The Developmental Biology and Solid Tumor Program has as its central role the improvement in curative therapy for children and adolescents with solid tumors. This objective is facilitated through multidisciplinary translational research, focusing on the identification of novel targets for therapy, understanding growth regulation of childhood solid tumors, mechanisms of drug action, drug resistance, diagnosis and clinical therapy. The program’s members represent 11 academic departments at St. Jude. Our preclinical studies range from development of high throughput screening to identify novel pharmacological probes to validate targets, mechanism based studies using genetically tractable organisms such as yeast for identifying drug targets, and repair processes associated with cytotoxic agents that damage DNA. Studies in mammalian cells involve in vitro culture to determine drug targets, and mechanisms of acquired and intrinsic resistance. In vivo models include panels of xenografts that represent common solid tumors in children and adolescents, and transgenic models produced by collaborators in other programs.

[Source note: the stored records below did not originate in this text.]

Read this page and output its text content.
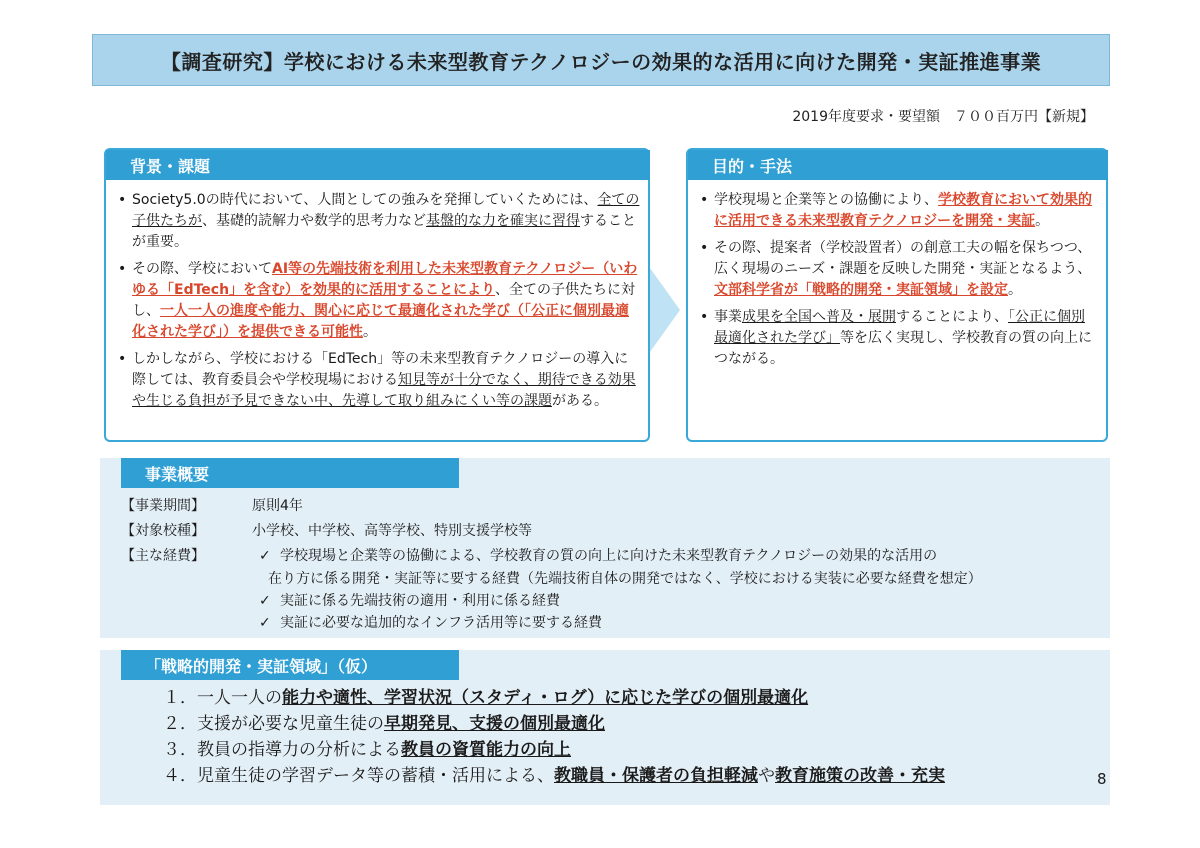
【調査研究】学校における未来型教育テクノロジーの効果的な活用に向けた開発・実証推進事業
2019年度要求・要望額　７００百万円【新規】
背景・課題
• Society5.0の時代において、人間としての強みを発揮していくためには、全ての子供たちが、基礎的読解力や数学的思考力など基盤的な力を確実に習得することが重要。
• その際、学校においてAI等の先端技術を利用した未来型教育テクノロジー（いわゆる「EdTech」を含む）を効果的に活用することにより、全ての子供たちに対し、一人一人の進度や能力、関心に応じて最適化された学び（「公正に個別最適化された学び」）を提供できる可能性。
• しかしながら、学校における「EdTech」等の未来型教育テクノロジーの導入に際しては、教育委員会や学校現場における知見等が十分でなく、期待できる効果や生じる負担が予見できない中、先導して取り組みにくい等の課題がある。
目的・手法
• 学校現場と企業等との協働により、学校教育において効果的に活用できる未来型教育テクノロジーを開発・実証。
• その際、提案者（学校設置者）の創意工夫の幅を保ちつつ、広く現場のニーズ・課題を反映した開発・実証となるよう、文部科学省が「戦略的開発・実証領域」を設定。
• 事業成果を全国へ普及・展開することにより、「公正に個別最適化された学び」等を広く実現し、学校教育の質の向上につながる。
事業概要
【事業期間】	原則4年
【対象校種】	小学校、中学校、高等学校、特別支援学校等
【主な経費】	✓ 学校現場と企業等の協働による、学校教育の質の向上に向けた未来型教育テクノロジーの効果的な活用の
在り方に係る開発・実証等に要する経費（先端技術自体の開発ではなく、学校における実装に必要な経費を想定）
✓ 実証に係る先端技術の適用・利用に係る経費
✓ 実証に必要な追加的なインフラ活用等に要する経費
「戦略的開発・実証領域」（仮）
１．一人一人の能力や適性、学習状況（スタディ・ログ）に応じた学びの個別最適化
２．支援が必要な児童生徒の早期発見、支援の個別最適化
３．教員の指導力の分析による教員の資質能力の向上
４．児童生徒の学習データ等の蓄積・活用による、教職員・保護者の負担軽減や教育施策の改善・充実	8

The Program has continually fostered interactions among the basic laboratory investigations in molecular pharmacology, pharmacokinetics and clinical research to inform the design and conduct of clinical Phase I/II trials. The program has developed novel protocols for treatment of high-risk solid tumors such as advanced neuroblastoma, rhabdomyosarcoma, relapsed Wilms tumor and brain tumors. In addition, our studies with the camptothecins, the rapalogs, and other new agents have furthered our understanding on how better to use these agents in children. These protocols have been derived from fundamental studies within the program. In addition, ten St. Jude protocols have been extended to national trials in the Children’s Oncology Group (COG). Information from the clinical trials allows further development and refinement of the preclinical research, leading ultimately to improved therapy. Preclinical and clinical studies will build on the current work with DNA topoisomerase I inhibitors, rapamycins, and start small molecule screens. We will continue to identify genes conferring drug resistance, and evaluate these agents with inhibitors of specific cellular signaling pathways. Studies outlined will develop novel anti-angiogenic approaches to tumor-selective therapy for treatment of high-risk neuroblastoma, and sarcomas.

Alberto Pappo, MD, and Michael A. Dyer, PhD, are co-leaders of the program.